O outro lado da guerra
2005/11/05Revolta e insucesso em Paris
2005/11/19Os socialistas na encruzilhada
Diário de Notícias, Opinião
Tony Blair propôs ao parlamento inglês que a detenção de suspeitos de terrorismo, durante 90 dias, pudesse dispensar o acesso a advogado. Guantanamo na ilha de Sua Majestade, mas de acordo com a lei. A este golpe nas liberdades individuais até os conservadores disseram Não. E a proposta chumbou porque dezenas de deputados trabalhistas abandonaram o primeiro-ministro. Ainda bem. Mas importa perceber como é que esta iniciativa pôde ser tomada por um líder socialista. Em rigor, pelo mais influente dos líderes socialistas na Europa…
Ocorre-me outra pergunta: se ela fosse tomada por José Sócrates, ao abrigo de uma política comum de segurança a nível europeu, como se comportariam os candidatos presidenciais em Belém?
Aposto que Cavaco Silva aplaudiria; e que Francisco Louçã e Jerónimo de Sousa aplicariam um vigoroso veto político. Eles usariam todos os instrumentos legais, incluindo os da crise política, para evitar a aplicação de tal lei. Não poriam lá o seu nome.
E quanto aos outros dois candidatos? Não sei mesmo o que fariam. Quando muito, diria que Mário Soares, hoje, não cobriria o governo. Apesar de candidato oficial de José Sócrates, tem suficiente peso para decidir por si. Mas por Manuel Alegre não poria as mãos no fogo. Claro que a sua voz grossa se elevaria em defesa das liberdades. Mas… e na assinatura fatal? O critério de suposição só pode ser o seu comportamento passado e presente. Que os meus amigos que simpatizam, por boas razões, com a candidatura de Alegre me desculpem, mas ele votou no Parlamento todas as medidas propostas pelos governos socialistas. Sem excepção.

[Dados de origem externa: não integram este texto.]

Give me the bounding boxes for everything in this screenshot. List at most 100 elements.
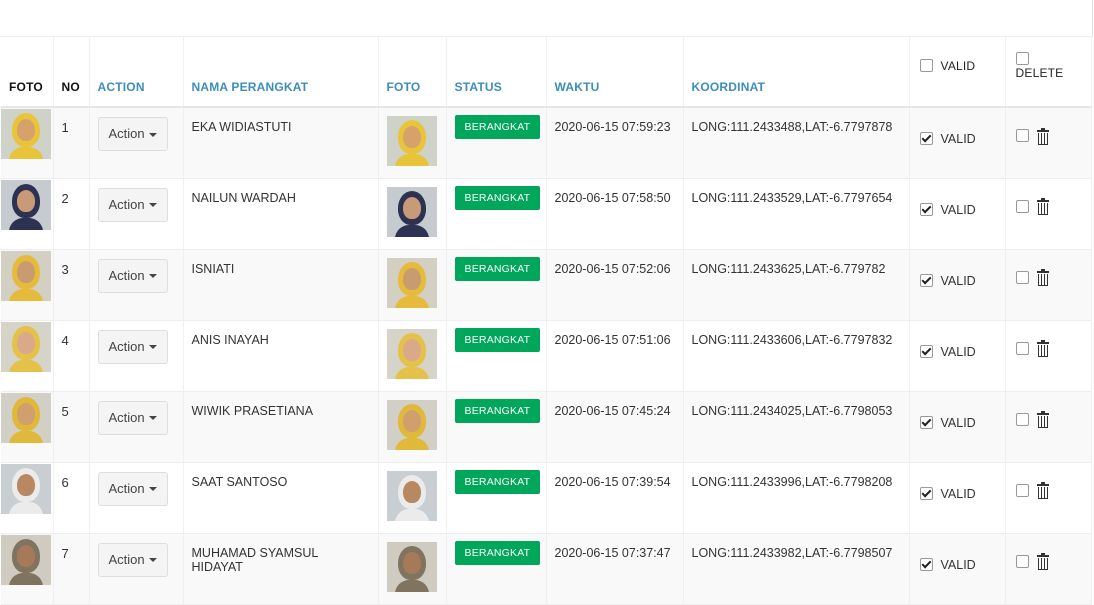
foto2-cell	[378, 107, 447, 179]
trash-icon[interactable]	[1036, 553, 1049, 571]
valid-checkbox[interactable]	[919, 557, 933, 571]
status-badge: BERANGKAT	[454, 540, 541, 565]
select-all-delete-checkbox[interactable]	[1015, 51, 1029, 65]
action-button-label: Action	[108, 126, 145, 141]
table-row: 6 Action SAAT SANTOSO BERANGKAT 2020-06-…	[1, 462, 1092, 534]
table-row: 1 Action EKA WIDIASTUTI BERANGKAT 2020-0…	[1, 107, 1092, 179]
valid-label: VALID	[940, 273, 976, 288]
waktu-cell: 2020-06-15 07:39:54	[546, 462, 684, 534]
valid-checkbox[interactable]	[919, 273, 933, 287]
waktu-cell: 2020-06-15 07:52:06	[546, 249, 684, 321]
foto2-cell	[378, 249, 447, 321]
foto2-cell	[378, 391, 447, 463]
status-badge: BERANGKAT	[454, 115, 541, 139]
foto2-cell	[378, 533, 447, 605]
caret-down-icon	[148, 416, 157, 421]
select-all-valid-checkbox[interactable]	[919, 58, 933, 72]
header-valid: VALID	[909, 37, 1006, 108]
waktu-cell: 2020-06-15 07:45:24	[546, 391, 684, 463]
action-dropdown-button[interactable]: Action	[97, 400, 168, 435]
header-waktu[interactable]: WAKTU	[546, 37, 684, 108]
action-dropdown-button[interactable]: Action	[97, 329, 168, 364]
header-valid-label: VALID	[940, 58, 976, 73]
foto-cell	[1, 462, 54, 534]
top-panel	[0, 0, 1093, 37]
header-foto-2[interactable]: FOTO	[378, 37, 447, 108]
selfie-photo	[1, 250, 51, 301]
delete-checkbox[interactable]	[1015, 412, 1029, 426]
delete-checkbox[interactable]	[1015, 199, 1029, 213]
valid-checkbox[interactable]	[919, 344, 933, 358]
selfie-photo	[1, 109, 51, 159]
trash-icon[interactable]	[1036, 269, 1049, 287]
valid-checkbox[interactable]	[919, 202, 933, 216]
selfie-photo	[1, 534, 51, 585]
valid-checkbox[interactable]	[919, 132, 933, 145]
no-cell: 6	[53, 462, 90, 534]
trash-icon[interactable]	[1036, 198, 1049, 216]
action-dropdown-button[interactable]: Action	[97, 187, 168, 222]
action-dropdown-button[interactable]: Action	[97, 117, 168, 151]
delete-checkbox[interactable]	[1015, 270, 1029, 284]
status-cell: BERANGKAT	[446, 107, 547, 179]
no-cell: 2	[53, 178, 90, 250]
valid-cell: VALID	[909, 391, 1006, 463]
table-row: 2 Action NAILUN WARDAH BERANGKAT 2020-06…	[1, 178, 1092, 250]
action-button-label: Action	[108, 480, 145, 496]
action-cell: Action	[89, 391, 184, 463]
delete-checkbox[interactable]	[1015, 483, 1029, 497]
delete-cell	[1005, 391, 1092, 463]
header-action[interactable]: ACTION	[89, 37, 184, 108]
nama-perangkat-cell: NAILUN WARDAH	[183, 178, 379, 250]
action-dropdown-button[interactable]: Action	[97, 471, 168, 506]
foto2-cell	[378, 462, 447, 534]
foto2-cell	[378, 178, 447, 250]
action-dropdown-button[interactable]: Action	[97, 542, 168, 577]
nama-perangkat-cell: WIWIK PRASETIANA	[183, 391, 379, 463]
valid-cell: VALID	[909, 178, 1006, 250]
delete-checkbox[interactable]	[1015, 129, 1029, 142]
valid-checkbox[interactable]	[919, 415, 933, 429]
status-badge: BERANGKAT	[454, 398, 541, 423]
valid-cell: VALID	[909, 320, 1006, 392]
status-badge: BERANGKAT	[454, 185, 541, 210]
selfie-photo	[1, 392, 51, 443]
selfie-photo	[1, 321, 51, 372]
waktu-cell: 2020-06-15 07:59:23	[546, 107, 684, 179]
status-badge: BERANGKAT	[454, 256, 541, 281]
header-delete: DELETE	[1005, 37, 1092, 108]
table-row: 3 Action ISNIATI BERANGKAT 2020-06-15 07…	[1, 249, 1092, 321]
trash-icon[interactable]	[1036, 482, 1049, 500]
delete-checkbox[interactable]	[1015, 341, 1029, 355]
valid-label: VALID	[940, 415, 976, 430]
action-button-label: Action	[108, 338, 145, 354]
table-row: 4 Action ANIS INAYAH BERANGKAT 2020-06-1…	[1, 320, 1092, 392]
header-nama-perangkat[interactable]: NAMA PERANGKAT	[183, 37, 379, 108]
attendance-photo	[386, 470, 437, 521]
foto2-cell	[378, 320, 447, 392]
header-delete-label: DELETE	[1015, 65, 1064, 80]
caret-down-icon	[148, 274, 157, 279]
koordinat-cell: LONG:111.2433982,LAT:-6.7798507	[683, 533, 910, 605]
trash-icon[interactable]	[1036, 340, 1049, 358]
header-no: NO	[53, 37, 90, 108]
header-status[interactable]: STATUS	[446, 37, 547, 108]
nama-perangkat-cell: ANIS INAYAH	[183, 320, 379, 392]
koordinat-cell: LONG:111.2433996,LAT:-6.7798208	[683, 462, 910, 534]
trash-icon[interactable]	[1036, 411, 1049, 429]
table-header-row: FOTO NO ACTION NAMA PERANGKAT FOTO STATU…	[1, 37, 1092, 108]
selfie-photo	[1, 179, 51, 230]
header-koordinat[interactable]: KOORDINAT	[683, 37, 910, 108]
status-cell: BERANGKAT	[446, 320, 547, 392]
caret-down-icon	[148, 203, 157, 208]
foto-cell	[1, 249, 54, 321]
action-cell: Action	[89, 249, 184, 321]
caret-down-icon	[148, 345, 157, 350]
valid-checkbox[interactable]	[919, 486, 933, 500]
koordinat-cell: LONG:111.2433488,LAT:-6.7797878	[683, 107, 910, 179]
delete-checkbox[interactable]	[1015, 554, 1029, 568]
koordinat-cell: LONG:111.2433529,LAT:-6.7797654	[683, 178, 910, 250]
caret-down-icon	[148, 487, 157, 492]
trash-icon[interactable]	[1036, 127, 1049, 145]
action-dropdown-button[interactable]: Action	[97, 258, 168, 293]
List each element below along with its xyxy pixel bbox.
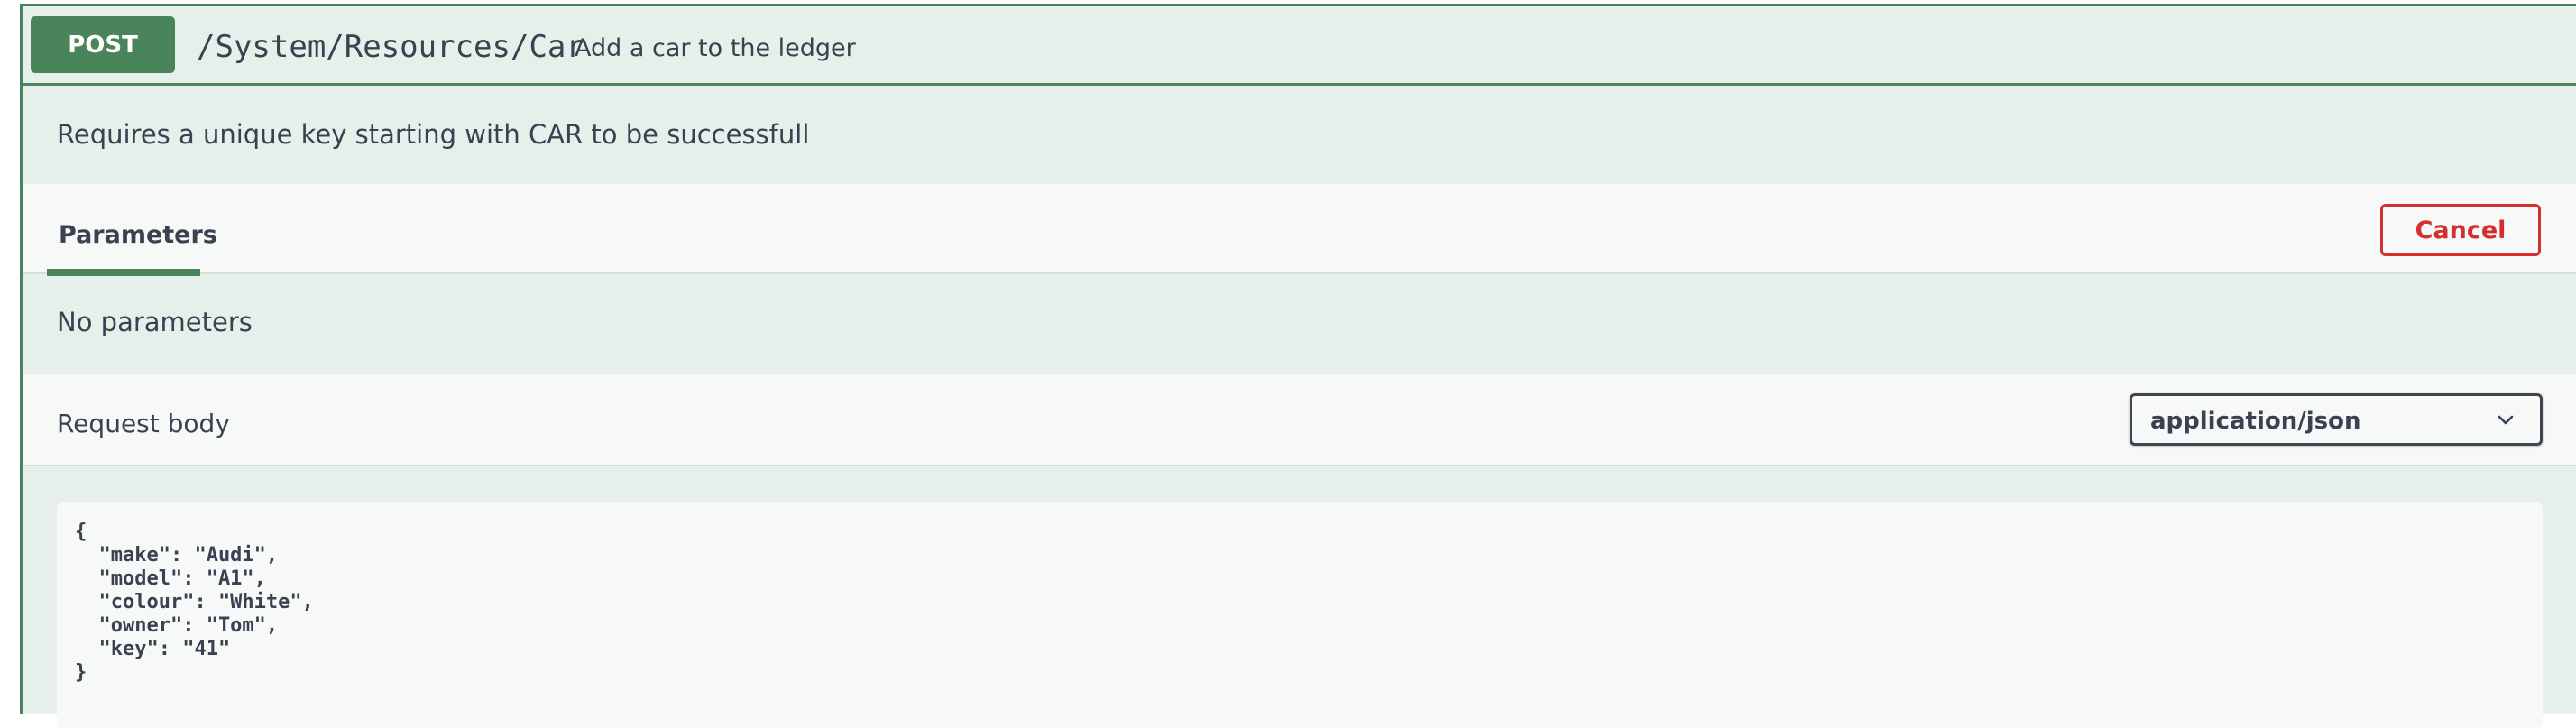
operation-path: /System/Resources/Car [197,29,584,65]
tab-parameters[interactable]: Parameters [47,184,217,276]
content-type-select[interactable]: application/json [2130,393,2543,446]
chevron-down-icon [2498,415,2514,425]
request-body-editor[interactable]: { "make": "Audi", "model": "A1", "colour… [57,502,2543,728]
operation-description: Requires a unique key starting with CAR … [57,119,810,150]
operation-summary[interactable]: POST /System/Resources/Car Add a car to … [23,6,2576,86]
request-body-label: Request body [57,409,230,438]
parameters-header: Parameters Cancel [23,184,2576,276]
operation-block: POST /System/Resources/Car Add a car to … [20,4,2576,728]
cancel-button[interactable]: Cancel [2380,204,2541,256]
request-body-header: Request body application/json [23,374,2576,466]
method-badge: POST [31,16,175,73]
no-parameters-text: No parameters [57,307,253,337]
tab-parameters-label: Parameters [59,221,217,249]
tab-active-indicator [47,269,200,276]
content-type-value: application/json [2150,408,2361,435]
operation-summary-text: Add a car to the ledger [575,34,856,62]
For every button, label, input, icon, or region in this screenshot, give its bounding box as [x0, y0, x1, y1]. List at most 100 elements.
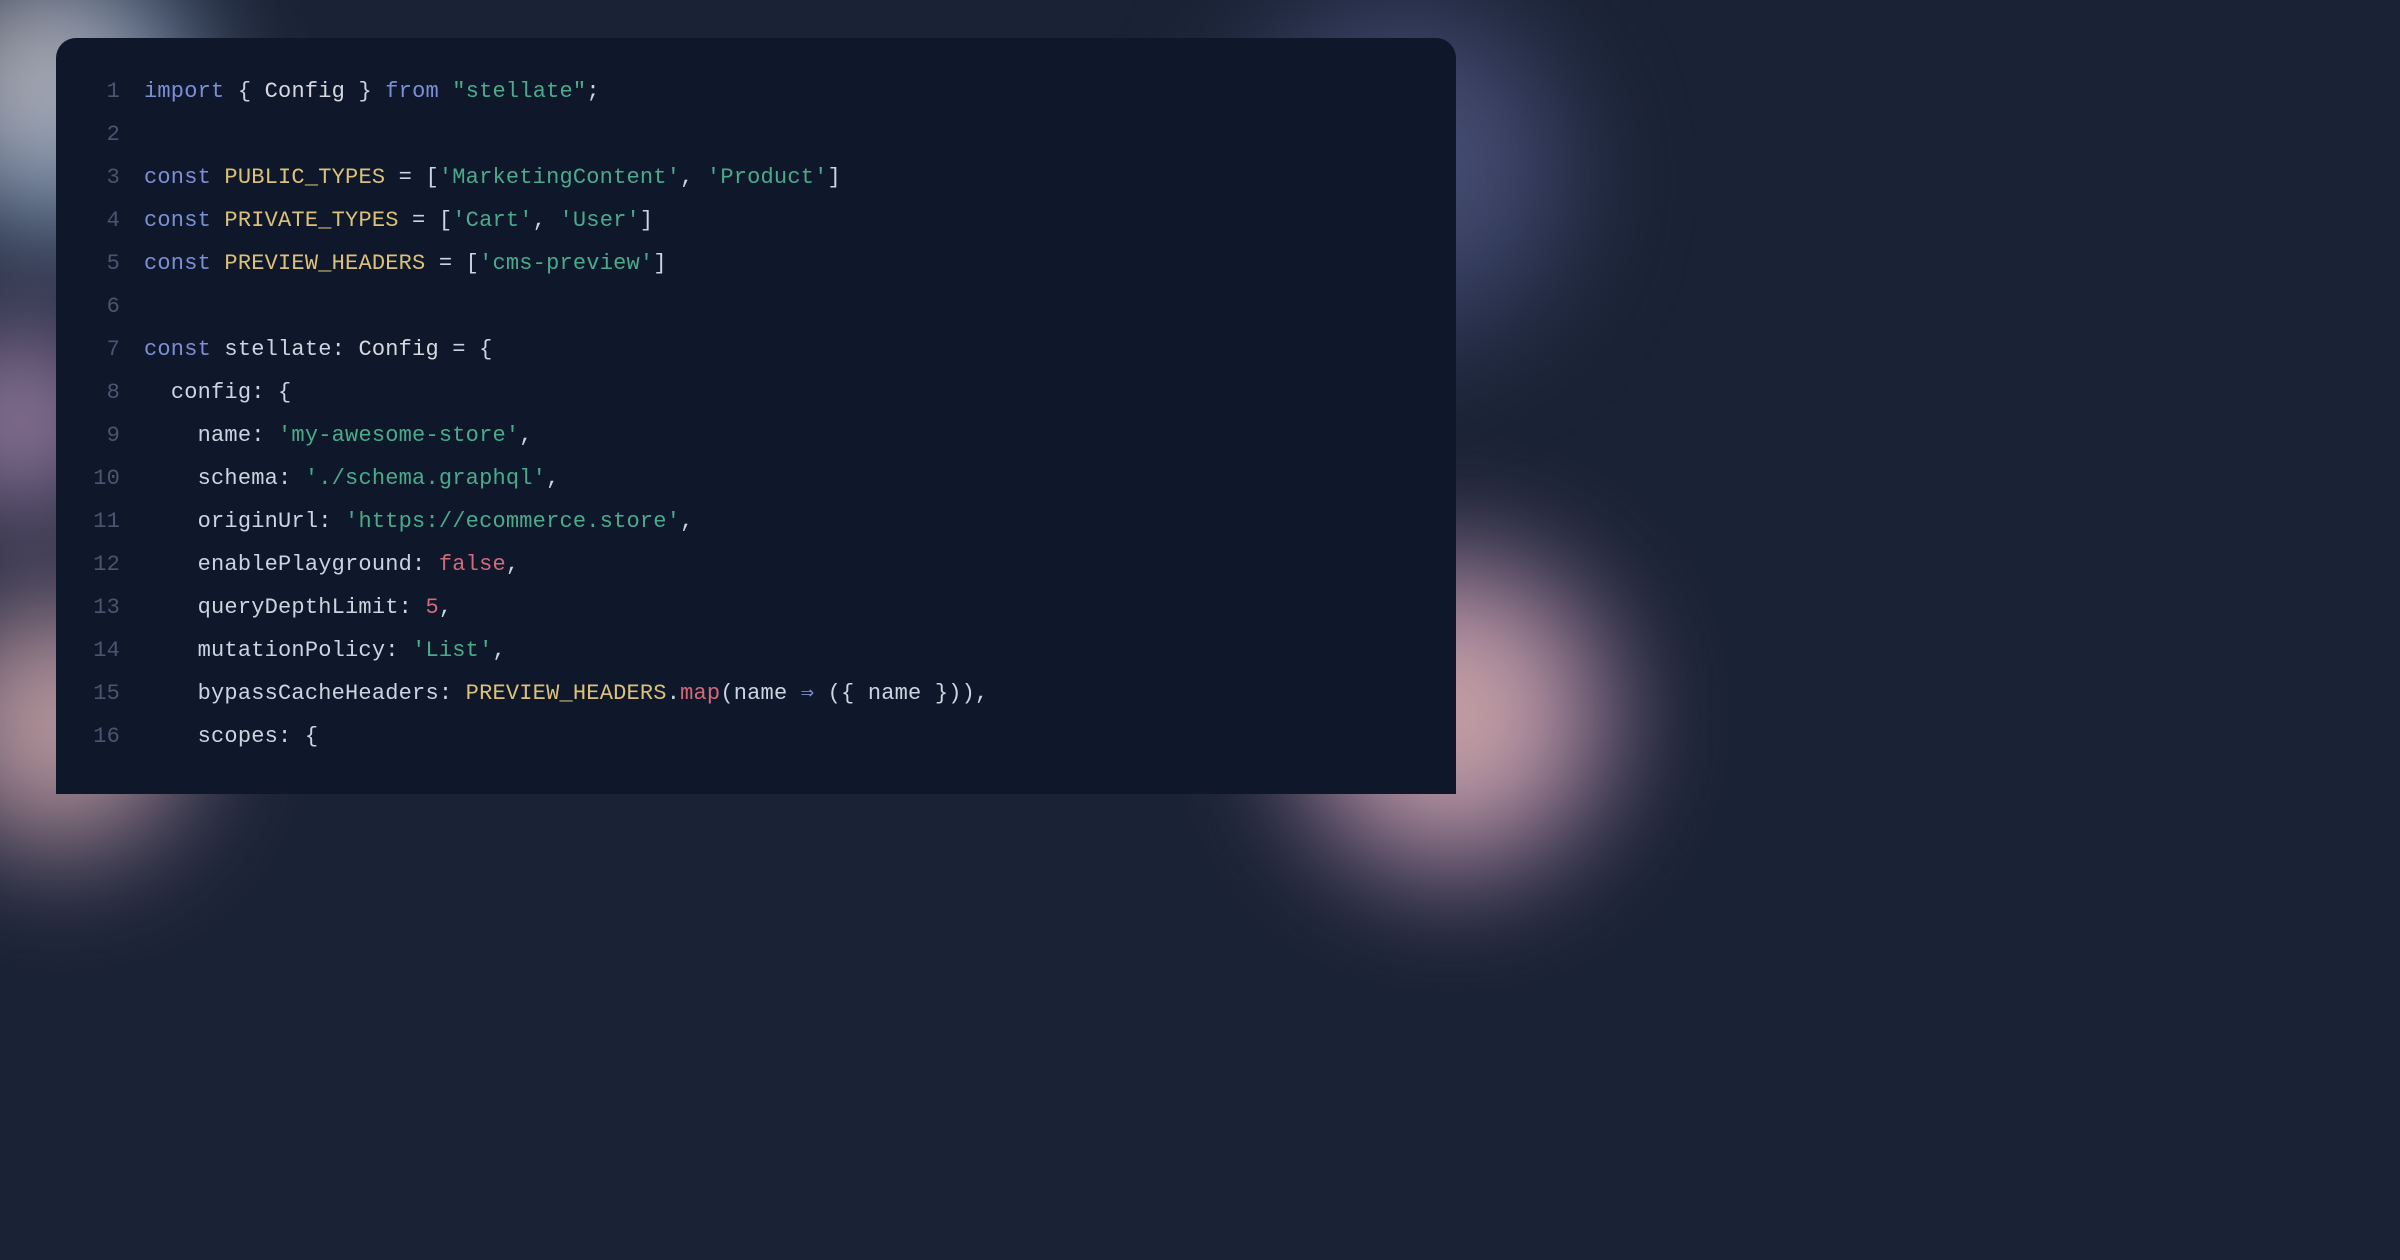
token-punc: ,	[533, 208, 560, 233]
token-ident: name	[734, 681, 788, 706]
token-punc	[144, 681, 198, 706]
token-punc: ,	[519, 423, 532, 448]
token-ident: name	[868, 681, 922, 706]
token-method: map	[680, 681, 720, 706]
line-number: 5	[56, 242, 120, 285]
token-punc	[144, 724, 198, 749]
token-punc	[144, 509, 198, 534]
token-punc: ;	[586, 79, 599, 104]
token-punc	[787, 681, 800, 706]
token-type: Config	[265, 79, 345, 104]
token-punc: = {	[439, 337, 493, 362]
token-prop: originUrl	[198, 509, 319, 534]
line-number: 16	[56, 715, 120, 758]
token-str: 'MarketingContent'	[439, 165, 680, 190]
token-punc: ,	[680, 509, 693, 534]
line-number: 13	[56, 586, 120, 629]
token-constnm: PREVIEW_HEADERS	[224, 251, 425, 276]
token-num: 5	[425, 595, 438, 620]
token-str: 'https://ecommerce.store'	[345, 509, 680, 534]
line-number: 6	[56, 285, 120, 328]
token-str: './schema.graphql'	[305, 466, 546, 491]
token-punc: }	[345, 79, 385, 104]
token-punc: {	[224, 79, 264, 104]
token-punc: ,	[680, 165, 707, 190]
token-kw: const	[144, 337, 211, 362]
token-prop: mutationPolicy	[198, 638, 386, 663]
token-punc	[439, 79, 452, 104]
token-punc: : {	[278, 724, 318, 749]
line-number: 11	[56, 500, 120, 543]
token-punc: :	[278, 466, 305, 491]
token-prop: name	[198, 423, 252, 448]
token-constnm: PUBLIC_TYPES	[224, 165, 385, 190]
token-punc: :	[251, 423, 278, 448]
line-number-gutter: 12345678910111213141516	[56, 70, 144, 758]
token-str: "stellate"	[452, 79, 586, 104]
code-line: import { Config } from "stellate";	[144, 70, 1456, 113]
token-str: 'Cart'	[452, 208, 532, 233]
line-number: 12	[56, 543, 120, 586]
code-line: const PUBLIC_TYPES = ['MarketingContent'…	[144, 156, 1456, 199]
code-line: name: 'my-awesome-store',	[144, 414, 1456, 457]
token-punc: ]	[640, 208, 653, 233]
token-dot: .	[667, 681, 680, 706]
token-punc: :	[399, 595, 426, 620]
token-punc	[144, 638, 198, 663]
token-str: 'Product'	[707, 165, 828, 190]
token-punc	[144, 423, 198, 448]
line-number: 14	[56, 629, 120, 672]
code-line: enablePlayground: false,	[144, 543, 1456, 586]
token-prop: config	[171, 380, 251, 405]
token-str: 'List'	[412, 638, 492, 663]
line-number: 3	[56, 156, 120, 199]
code-line: queryDepthLimit: 5,	[144, 586, 1456, 629]
token-punc	[211, 208, 224, 233]
token-punc: :	[385, 638, 412, 663]
token-punc: ]	[828, 165, 841, 190]
code-line: originUrl: 'https://ecommerce.store',	[144, 500, 1456, 543]
token-punc: :	[412, 552, 439, 577]
token-punc: :	[439, 681, 466, 706]
token-punc: ,	[492, 638, 505, 663]
token-punc: = [	[385, 165, 439, 190]
token-kw: const	[144, 165, 211, 190]
line-number: 7	[56, 328, 120, 371]
token-prop: scopes	[198, 724, 278, 749]
token-punc: ,	[506, 552, 519, 577]
token-punc	[144, 466, 198, 491]
line-number: 8	[56, 371, 120, 414]
code-line	[144, 113, 1456, 156]
code-line: schema: './schema.graphql',	[144, 457, 1456, 500]
token-bool: false	[439, 552, 506, 577]
token-punc: ,	[439, 595, 452, 620]
token-punc: :	[318, 509, 345, 534]
token-kw: import	[144, 79, 224, 104]
line-number: 10	[56, 457, 120, 500]
token-punc: ({	[814, 681, 868, 706]
token-prop: queryDepthLimit	[198, 595, 399, 620]
token-punc	[144, 380, 171, 405]
token-ident: stellate	[224, 337, 331, 362]
token-punc	[211, 251, 224, 276]
line-number: 1	[56, 70, 120, 113]
token-punc: :	[332, 337, 359, 362]
token-arrow: ⇒	[801, 681, 814, 706]
token-punc: = [	[425, 251, 479, 276]
code-area: 12345678910111213141516 import { Config …	[56, 70, 1456, 758]
token-punc: = [	[399, 208, 453, 233]
token-str: 'my-awesome-store'	[278, 423, 519, 448]
token-punc: ]	[653, 251, 666, 276]
token-punc	[211, 337, 224, 362]
token-punc	[144, 595, 198, 620]
code-line: const stellate: Config = {	[144, 328, 1456, 371]
line-number: 2	[56, 113, 120, 156]
token-punc: ,	[546, 466, 559, 491]
token-punc: : {	[251, 380, 291, 405]
token-punc: (	[720, 681, 733, 706]
line-number: 4	[56, 199, 120, 242]
code-editor[interactable]: 12345678910111213141516 import { Config …	[56, 38, 1456, 794]
code-content[interactable]: import { Config } from "stellate"; const …	[144, 70, 1456, 758]
code-line: scopes: {	[144, 715, 1456, 758]
token-kw: const	[144, 208, 211, 233]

Houve uma ocasião em que o seu voto poderia, até, ter dado outro destino a António Guterres – quando este preferiu o veneno de um queijo limiano, a depender de dois deputados do Bloco que exigiam, em contrapartida, o arranque da reforma fiscal. Se nesse momento Manuel Alegre tivesse falado, a sua voz teria sido decisiva. Mas ficou-se.
O mesmo se voltou a passar agora no Orçamento de Estado. Alegre estava na Assembleia e, no entanto, faltou à votação “por ser candidato”. E logo acrescentou aos jornalistas que, se dependesse de si, lá estaria para votar o Orçamento do governo. Não há razões para suspeitar que assim não fosse. E que em Belém faria o que sempre fez. Diria poeticamente que há mais vida para além do défice… e depois daria cobertura ao orçamento que coloca a vida a toque de caixa do défice.
Talvez com a lei de Blair fosse diferente. Talvez. Mas quem garante?
Manuel Alegre é o dirigente do PS que melhor ilustra a encruzilhada em que os socialistas por cá, e um pouco por todo, o Mundo se encontram. A diferença é que lá por fora, as coisas mexem. Oskar Lafontaine, dirigente histórico da esquerda da social democracia alemã, demitiu-se de ministro das Finanças quando percebeu que não tinha margem para as políticas da social-democracia dos bons velhos tempos. E agora disse adeus ao seu partido de sempre, para dar rosto ao primeiro partido de esquerda alternativa que a Alemanha tem em muitas décadas.
Em Israel, o mesmo se passou esta semana. O novo líder dos trabalhistas também saiu do partido quando se opôs à sua política de colonatos. Agora regressou sem meias tintas: o Labour abandona Ariel Sharom e provoca eleições. Do mesmo modo, em França, a esquerda dos socialistas teve coragem para preferir o povo ao Tratado Constitucional. Até em Espanha, Zapatero enfrenta o conservadorismo da Igreja nos casamentos gays, e a tradição imperial de Castela na relação com as nações. Só por cá os socialistas não enfrentam nada que realmente pese.
Lá fora, o socialismo mexe. Por cá, finge que mexe, porque o ziguezague comanda e o rancor do ego é a sua gasolina. Sinceramente, tenho alguma dificuldade em perceber porque há-de o povo de esquerda ser chamado a dirimir quezílias menores entre velhos amigos.
Do que este país precisa, é de uma discussão séria sobre as escolhas que constroem a alternativa política ao continuismo da crise. É isso que se joga na primeira volta, e que conta para o dia seguinte. Para esse debate, o candidato mais bem preparado é Francisco Louçã. Vindo de fora da tradição dos partidos socialistas, é ele quem, paradoxalmente, hoje representa e resgata as políticas que permitem reinventar o Estado social. A campanha ajudará a perceber este rigor e esta vontade.